Um dia Dona Maria caiu de cama. Tudo começou como um resfriado. Coisa de pouca monta que, brevemente, seria curado com um chá de erva cidreira. Já havia passado por tantos arrancos que aquilo deveria ser coisa à toa. Mas, a tarde veio e ela sequer saíra da cama. O apetite sumiu os filhos também. Em casa, só estava o filho mais velho, bêbado como sempre. Não quis ligar para ninguém. Cada filho cuidava de sua vida e, amanhã, certamente, estaria melhor. No dia seguinte, D. Maria piorou. Viu vagamente quando o médico chegou. Não sabia mais de si. Adormeceu para sempre...
Diante de sua casa o alvoroço começou. Carros roncavam de madrugada, crianças mal-dormidas se debruçavam sobre o caixão, o cheiro de velas e flores invadia o espaço. O cachorro “Falcão”, velho amigo da casa não conseguia sair de debaixo do caixão. As vizinhas reclamavam e os homens tomavam as providências do enterro. D. Maria se foi. A casa se entristeceu. A família não se reuniu mais. O jardim secou, as galinhas foram roubadas, Falcão morreu de tristeza. A rua ficou triste. Pés de assa-peixe cresceram diante da casa. Os netos cresceram e sumiram cada vez mais. O filho mais velho deixou a bebida. Foi ele quem tomou as providências para vender a casa velha.

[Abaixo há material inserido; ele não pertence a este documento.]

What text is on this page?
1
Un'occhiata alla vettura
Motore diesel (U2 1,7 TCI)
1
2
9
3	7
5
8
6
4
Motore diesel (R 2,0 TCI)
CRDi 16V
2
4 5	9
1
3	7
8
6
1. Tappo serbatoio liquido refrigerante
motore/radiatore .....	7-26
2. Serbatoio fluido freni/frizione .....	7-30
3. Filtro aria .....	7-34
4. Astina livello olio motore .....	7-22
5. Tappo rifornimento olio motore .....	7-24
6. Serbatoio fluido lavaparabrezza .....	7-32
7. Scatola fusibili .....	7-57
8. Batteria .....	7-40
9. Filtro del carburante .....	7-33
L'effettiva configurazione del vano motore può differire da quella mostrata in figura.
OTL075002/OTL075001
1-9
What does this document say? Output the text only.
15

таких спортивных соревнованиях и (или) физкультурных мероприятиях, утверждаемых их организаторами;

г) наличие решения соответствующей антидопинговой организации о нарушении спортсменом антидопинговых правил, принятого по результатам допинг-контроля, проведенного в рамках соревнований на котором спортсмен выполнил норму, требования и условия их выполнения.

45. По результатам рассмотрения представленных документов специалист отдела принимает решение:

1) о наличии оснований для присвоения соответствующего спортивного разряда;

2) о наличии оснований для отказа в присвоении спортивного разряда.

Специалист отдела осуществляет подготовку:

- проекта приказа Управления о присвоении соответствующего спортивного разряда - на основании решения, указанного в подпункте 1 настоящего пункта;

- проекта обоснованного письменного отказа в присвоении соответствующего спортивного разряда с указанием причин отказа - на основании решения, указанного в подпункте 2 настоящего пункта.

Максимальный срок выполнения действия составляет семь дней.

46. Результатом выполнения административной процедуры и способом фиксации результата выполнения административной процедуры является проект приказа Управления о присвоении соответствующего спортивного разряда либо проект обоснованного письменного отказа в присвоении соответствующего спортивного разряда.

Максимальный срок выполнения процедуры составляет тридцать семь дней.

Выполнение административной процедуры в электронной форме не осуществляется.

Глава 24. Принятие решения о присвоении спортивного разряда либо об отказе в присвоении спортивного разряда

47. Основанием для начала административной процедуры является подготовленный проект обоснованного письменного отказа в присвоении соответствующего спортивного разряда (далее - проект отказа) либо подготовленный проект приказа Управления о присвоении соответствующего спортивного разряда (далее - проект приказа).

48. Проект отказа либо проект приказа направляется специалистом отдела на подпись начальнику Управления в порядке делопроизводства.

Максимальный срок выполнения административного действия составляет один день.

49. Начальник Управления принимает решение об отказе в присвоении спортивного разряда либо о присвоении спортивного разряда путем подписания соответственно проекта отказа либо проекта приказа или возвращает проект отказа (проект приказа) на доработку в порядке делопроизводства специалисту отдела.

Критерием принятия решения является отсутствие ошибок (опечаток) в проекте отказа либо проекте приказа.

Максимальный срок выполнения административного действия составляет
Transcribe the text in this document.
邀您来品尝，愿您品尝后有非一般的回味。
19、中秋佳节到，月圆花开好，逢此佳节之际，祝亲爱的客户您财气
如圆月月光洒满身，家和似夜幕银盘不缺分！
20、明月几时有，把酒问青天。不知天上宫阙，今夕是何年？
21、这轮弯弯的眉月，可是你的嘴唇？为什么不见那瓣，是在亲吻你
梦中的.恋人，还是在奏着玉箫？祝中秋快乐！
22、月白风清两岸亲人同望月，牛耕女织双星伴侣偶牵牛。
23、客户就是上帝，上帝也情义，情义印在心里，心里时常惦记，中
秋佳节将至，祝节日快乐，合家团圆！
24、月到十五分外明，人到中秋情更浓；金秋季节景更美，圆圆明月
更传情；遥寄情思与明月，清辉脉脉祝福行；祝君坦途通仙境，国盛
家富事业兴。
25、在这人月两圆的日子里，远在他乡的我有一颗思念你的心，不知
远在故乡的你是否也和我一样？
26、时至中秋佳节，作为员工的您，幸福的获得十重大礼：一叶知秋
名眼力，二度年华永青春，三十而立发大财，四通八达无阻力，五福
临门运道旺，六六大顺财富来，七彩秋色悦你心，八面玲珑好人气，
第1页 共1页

Agora percebo que um moço limpa o terreno. Dizem que sua esposa está grávida do primeiro filho. Ainda não sei o seu nome. Mas, sei que ele vem das bandas do Rio Pará. Ainda bem. Já não suportava mais o vazio da casa. O moço suado do trabalho assentou-se sob a mangueira. Parece estar sonhando com uma casa cheia de filhos, de barulhos e de festas. Dou-lhe um bom dia e ele responde vagamente. Vai ser difícil arrancar-lhe de seus sonhos. Que bom! D. Maria se foi, agora chega Vanessa – já descobri o nome da nova moradora – com a promessa de recomeçar tudo outra vez. A vida é assim: uma roda gigante onde as crianças se revezam já que o movimento da roda padece de eternidade.